Despite the Appeal Commissioners findings in relation to the Appellant’s rights of defence being breached, the Appeal Commissioner proceeded to decide on the ‘knew or ought to have known’ test. There was no allegation of actual knowledge of VAT fraud but simply that the Appellant ‘ought to have known’. The Appeal Commissioner noted that Revenue’s principal witness “appeared to interpret the available evidence through the prism of what the Respondent knew rather than what the Appellant knew or should have known.” (225) The Appeal Commissioner was, on the other hand, satisfied that any reasonable businessman would understand that there was a greater risk in dealing with certain businesses compared to entities with established trading histories, physical infrastructure and staff networks, and would consequently take additional care to attempt to ensure that the risk of fraud was minimised.

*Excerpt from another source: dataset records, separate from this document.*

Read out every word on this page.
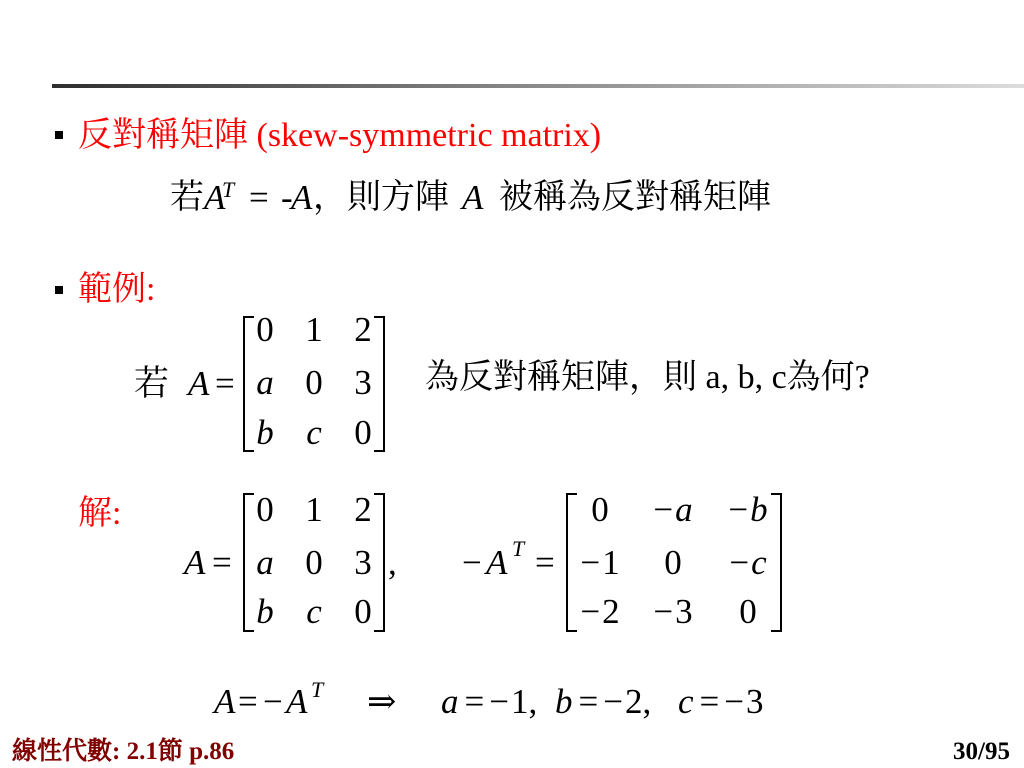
反對稱矩陣 (skew-symmetric matrix)
若 A
T = -
A ，則方陣 A 被稱為反對稱矩陣
範例:
若 A =
0 1 2
a 0 3
b c 0
為反對稱矩陣，則 a, b, c為何?
解:
A =
0 1 2
a 0 3
b c 0
, − A T =
0 −a −b
−1 0 −c
−2 −3 0
A = − A T ⇒ a = −1, b = −2, c = −3
線性代數: 2.1節 p.86	30/95
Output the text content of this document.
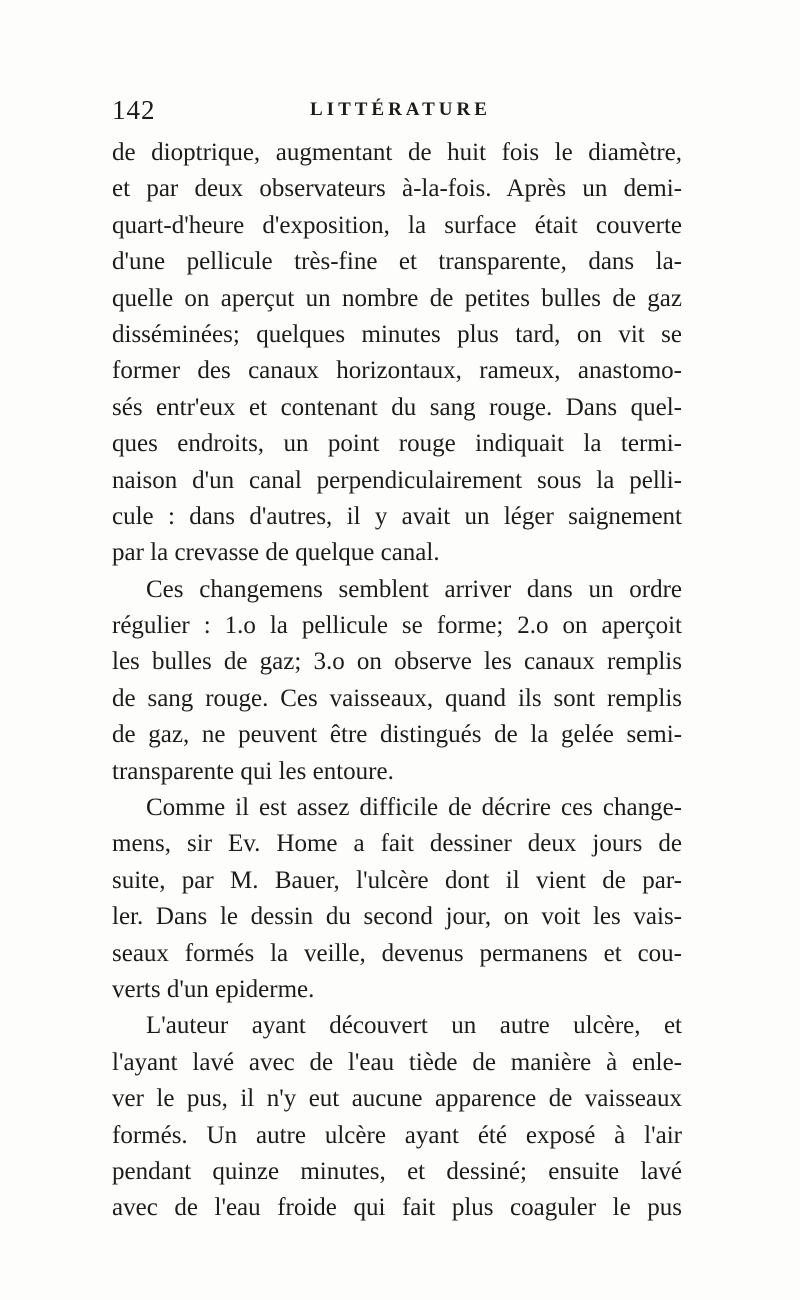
142	LITTÉRATURE
de dioptrique, augmentant de huit fois le diamètre,
et par deux observateurs à-la-fois. Après un demi-
quart-d'heure d'exposition, la surface était couverte
d'une pellicule très-fine et transparente, dans la-
quelle on aperçut un nombre de petites bulles de gaz
disséminées; quelques minutes plus tard, on vit se
former des canaux horizontaux, rameux, anastomo-
sés entr'eux et contenant du sang rouge. Dans quel-
ques endroits, un point rouge indiquait la termi-
naison d'un canal perpendiculairement sous la pelli-
cule : dans d'autres, il y avait un léger saignement
par la crevasse de quelque canal.
Ces changemens semblent arriver dans un ordre
régulier : 1.o la pellicule se forme; 2.o on aperçoit
les bulles de gaz; 3.o on observe les canaux remplis
de sang rouge. Ces vaisseaux, quand ils sont remplis
de gaz, ne peuvent être distingués de la gelée semi-
transparente qui les entoure.
Comme il est assez difficile de décrire ces change-
mens, sir Ev. Home a fait dessiner deux jours de
suite, par M. Bauer, l'ulcère dont il vient de par-
ler. Dans le dessin du second jour, on voit les vais-
seaux formés la veille, devenus permanens et cou-
verts d'un epiderme.
L'auteur ayant découvert un autre ulcère, et
l'ayant lavé avec de l'eau tiède de manière à enle-
ver le pus, il n'y eut aucune apparence de vaisseaux
formés. Un autre ulcère ayant été exposé à l'air
pendant quinze minutes, et dessiné; ensuite lavé
avec de l'eau froide qui fait plus coaguler le pus
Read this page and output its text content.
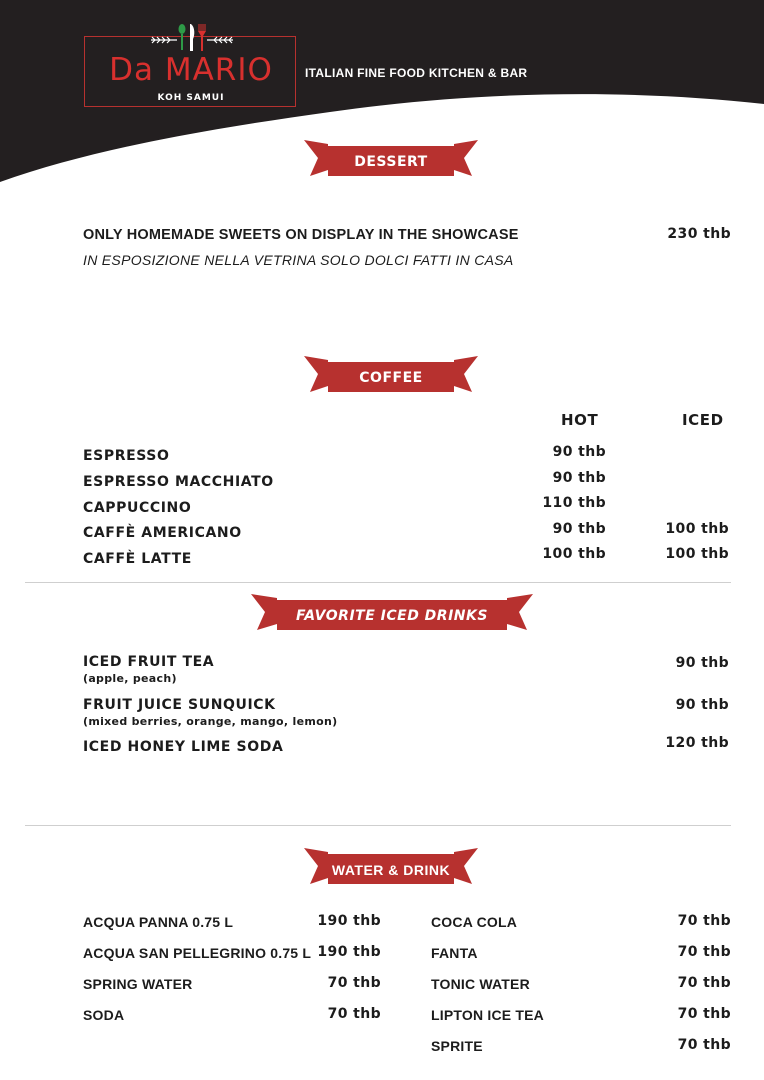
Da MARIO
KOH SAMUI
ITALIAN FINE FOOD KITCHEN & BAR
DESSERT
ONLY HOMEMADE SWEETS ON DISPLAY IN THE SHOWCASE
IN ESPOSIZIONE NELLA VETRINA SOLO DOLCI FATTI IN CASA
230 thb
COFFEE
HOT	ICED
ESPRESSO	90 thb
ESPRESSO MACCHIATO	90 thb
CAPPUCCINO	110 thb
CAFFÈ AMERICANO	90 thb	100 thb
CAFFÈ LATTE	100 thb	100 thb
FAVORITE ICED DRINKS
ICED FRUIT TEA
(apple, peach)
90 thb
FRUIT JUICE SUNQUICK
(mixed berries, orange, mango, lemon)
90 thb
ICED HONEY LIME SODA	120 thb
WATER & DRINK
ACQUA PANNA 0.75 L	190 thb
ACQUA SAN PELLEGRINO 0.75 L 190 thb
SPRING WATER	70 thb
SODA	70 thb
COCA COLA	70 thb
FANTA	70 thb
TONIC WATER	70 thb
LIPTON ICE TEA	70 thb
SPRITE	70 thb
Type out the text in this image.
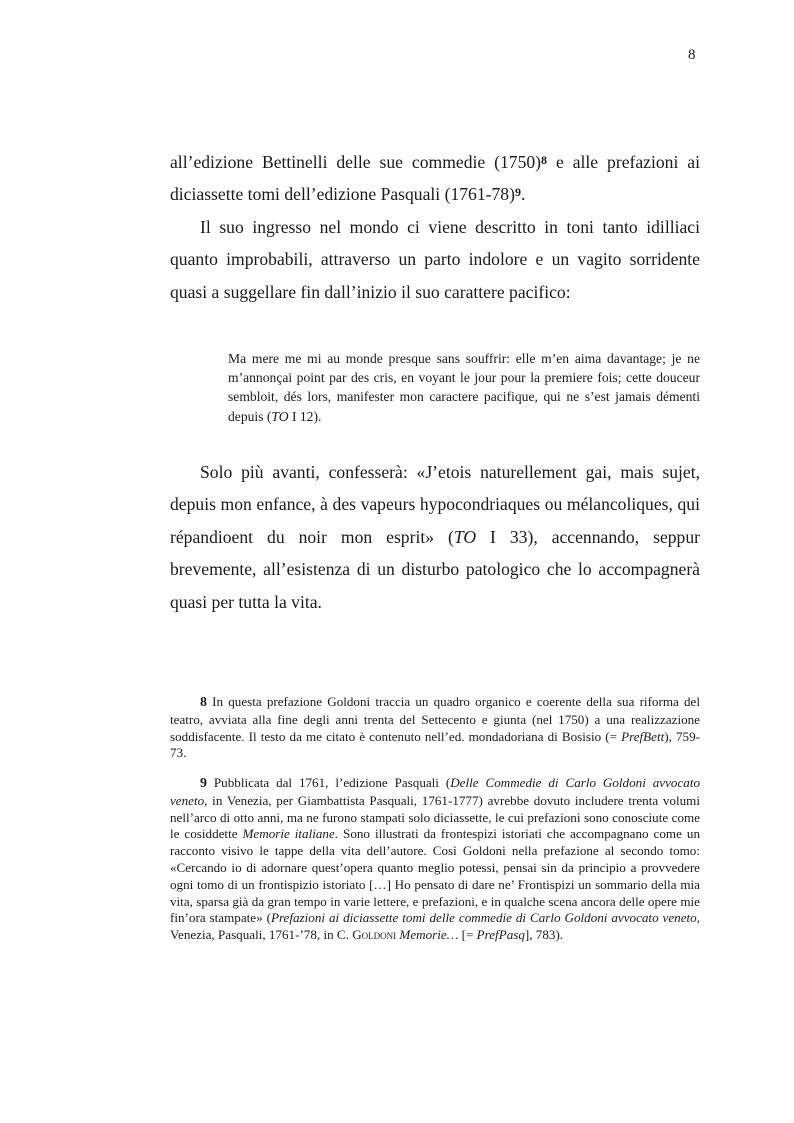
8

all’edizione Bettinelli delle sue commedie (1750)$^8$ e alle prefazioni ai diciassette tomi dell’edizione Pasquali (1761-78)$^9$.

Il suo ingresso nel mondo ci viene descritto in toni tanto idilliaci quanto improbabili, attraverso un parto indolore e un vagito sorridente quasi a suggellare fin dall’inizio il suo carattere pacifico:

Ma mere me mi au monde presque sans souffrir: elle m’en aima davantage; je ne m’annonçai point par des cris, en voyant le jour pour la premiere fois; cette douceur sembloit, dés lors, manifester mon caractere pacifique, qui ne s’est jamais démenti depuis (TO I 12).

Solo più avanti, confesserà: «J’etois naturellement gai, mais sujet, depuis mon enfance, à des vapeurs hypocondriaques ou mélancoliques, qui répandioent du noir mon esprit» (TO I 33), accennando, seppur brevemente, all’esistenza di un disturbo patologico che lo accompagnerà quasi per tutta la vita.

8 In questa prefazione Goldoni traccia un quadro organico e coerente della sua riforma del teatro, avviata alla fine degli anni trenta del Settecento e giunta (nel 1750) a una realizzazione soddisfacente. Il testo da me citato è contenuto nell’ed. mondadoriana di Bosisio (= PrefBett), 759-73.

9 Pubblicata dal 1761, l’edizione Pasquali (Delle Commedie di Carlo Goldoni avvocato veneto, in Venezia, per Giambattista Pasquali, 1761-1777) avrebbe dovuto includere trenta volumi nell’arco di otto anni, ma ne furono stampati solo diciassette, le cui prefazioni sono conosciute come le cosiddette Memorie italiane. Sono illustrati da frontespizi istoriati che accompagnano come un racconto visivo le tappe della vita dell’autore. Così Goldoni nella prefazione al secondo tomo: «Cercando io di adornare quest’opera quanto meglio potessi, pensai sin da principio a provvedere ogni tomo di un frontispizio istoriato […] Ho pensato di dare ne’ Frontispizi un sommario della mia vita, sparsa già da gran tempo in varie lettere, e prefazioni, e in qualche scena ancora delle opere mie fin’ora stampate» (Prefazioni ai diciassette tomi delle commedie di Carlo Goldoni avvocato veneto, Venezia, Pasquali, 1761-’78, in C. Goldoni Memorie… [= PrefPasq], 783).
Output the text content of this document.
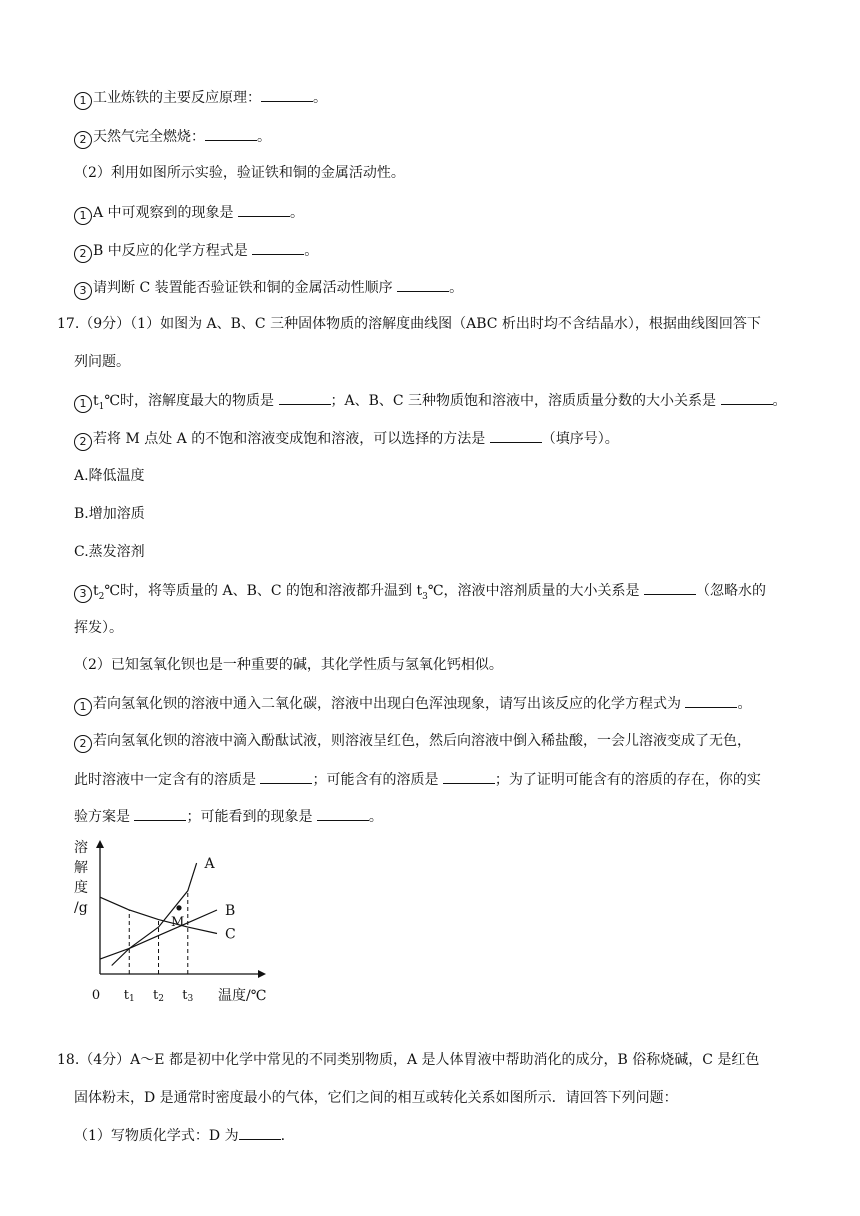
1 工业炼铁的主要反应原理：	。
2 天然气完全燃烧：	。
（2）利用如图所示实验，验证铁和铜的金属活动性。
1 A 中可观察到的现象是	。
2 B 中反应的化学方程式是	。
3 请判断 C 装置能否验证铁和铜的金属活动性顺序	。
17.（9分）（1）如图为 A、B、C 三种固体物质的溶解度曲线图（ABC 析出时均不含结晶水），根据曲线图回答下
列问题。
1 $t_1℃$时，溶解度最大的物质是	；A、B、C 三种物质饱和溶液中，溶质质量分数的大小关系是	。
2 若将 M 点处 A 的不饱和溶液变成饱和溶液，可以选择的方法是	（填序号）。
A.降低温度
B.增加溶质
C.蒸发溶剂
3 $t_2℃$时，将等质量的 A、B、C 的饱和溶液都升温到 $t_3℃$，溶液中溶剂质量的大小关系是	（忽略水的
挥发）。
（2）已知氢氧化钡也是一种重要的碱，其化学性质与氢氧化钙相似。
1 若向氢氧化钡的溶液中通入二氧化碳，溶液中出现白色浑浊现象，请写出该反应的化学方程式为	。
2 若向氢氧化钡的溶液中滴入酚酞试液，则溶液呈红色，然后向溶液中倒入稀盐酸，一会儿溶液变成了无色，
此时溶液中一定含有的溶质是	；可能含有的溶质是	；为了证明可能含有的溶质的存在，你的实
验方案是	；可能看到的现象是	。
溶
解
度
/g
温度/℃
0 t1 t2 t3
A
B
C
M
18.（4分）A～E 都是初中化学中常见的不同类别物质，A 是人体胃液中帮助消化的成分，B 俗称烧碱，C 是红色
固体粉末，D 是通常时密度最小的气体，它们之间的相互或转化关系如图所示．请回答下列问题：
（1）写物质化学式：D 为	.
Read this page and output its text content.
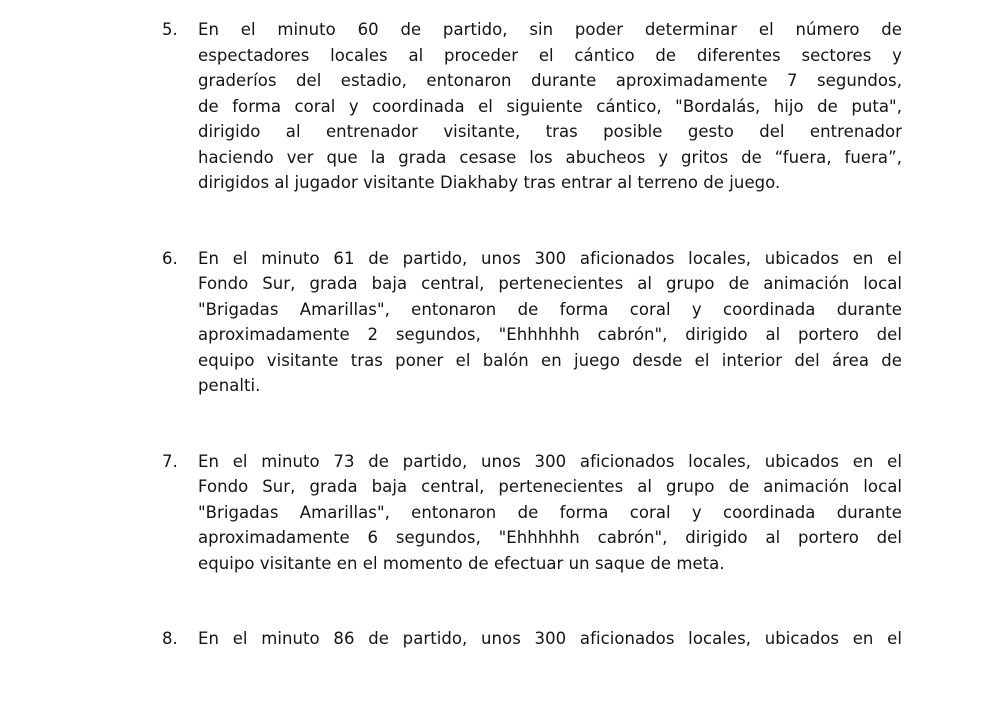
5.	En el minuto 60 de partido, sin poder determinar el número de
espectadores locales al proceder el cántico de diferentes sectores y
graderíos del estadio, entonaron durante aproximadamente 7 segundos,
de forma coral y coordinada el siguiente cántico, "Bordalás, hijo de puta",
dirigido al entrenador visitante, tras posible gesto del entrenador
haciendo ver que la grada cesase los abucheos y gritos de “fuera, fuera”,
dirigidos al jugador visitante Diakhaby tras entrar al terreno de juego.
6.	En el minuto 61 de partido, unos 300 aficionados locales, ubicados en el
Fondo Sur, grada baja central, pertenecientes al grupo de animación local
"Brigadas Amarillas", entonaron de forma coral y coordinada durante
aproximadamente 2 segundos, "Ehhhhhh cabrón", dirigido al portero del
equipo visitante tras poner el balón en juego desde el interior del área de
penalti.
7.	En el minuto 73 de partido, unos 300 aficionados locales, ubicados en el
Fondo Sur, grada baja central, pertenecientes al grupo de animación local
"Brigadas Amarillas", entonaron de forma coral y coordinada durante
aproximadamente 6 segundos, "Ehhhhhh cabrón", dirigido al portero del
equipo visitante en el momento de efectuar un saque de meta.
8.	En el minuto 86 de partido, unos 300 aficionados locales, ubicados en el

The Appeal Commissioner was not satisfied that the Appellant had demonstrated the expected care in its due diligence, (236). The Commissioner stated that he would have expected that, given the lack of trading history the Appellant would have taken additional steps to ensure that the missing traders were acting bona fide, (237). The Appeal Commissioner, however, decided that the circumstances that gave rise to the Appellant dealing with missing traders were very different to many of the indicia that have typically been seen in missing traders cases. The Appeal Commissioner accepted the Appellant’s contention that it was not aware of VAT fraud in the industry and found that there was no clear evidence before him to demonstrate that the Appellant was aware of VAT fraud, (242). The Appeal Commissioner further held that there was no clear evidence from the Respondent that the Appellant was paying below market prices from the missing traders. It was not a case of the prices being offered being “too good to be true.” (244)
In weighing up the evidence, the Appeal Commissioner was satisfied that the Respondent had not met the high hurdle showing that the Appellant ought to have known that the only reasonable explanation for the transactions was that they were connected to VAT fraud. In coming to this view, the Appeal Commissioner had particular regard to the events of 2011 which provided reasonable grounds to conclude that the appearance of a trader trading in excess was bona fide, (246). The Appeal Commissioner found that there was no relevant evidence put forward by Revenue to suggest that the Appellant should have known that the transactions with the EU Customers were connected to fraud, (250).
Conclusion
The Appeal Commissioner held that the Respondent had breached the Appellant’s rights of the defence under EU law. He consequently disregarded the evidence proffered by the Respondent in the appeal. Thus, there was no valid evidence before the Appeal Commissioner on which the Respondent could discharge the burden of proving that the Appellant knew or ought to have known that the transactions with Missing Traders and EU Customers were connected with VAT fraud. He further held that the Respondent had failed to demonstrate that the Appellant knew or ought to have known that its transactions with the twelve missing traders and four EU customers were connected with VAT fraud. The assessments under appeal were therefore reduced to zero. The Appeal Commissioner has been asked to state a case.
The views and opinions expressed in this article do not necessarily reflect the view of the Bar of Ireland or the association. The purpose of Viewpoints is to provide a platform for members of The Bar of Ireland to explore, articulate and examine developments in the law.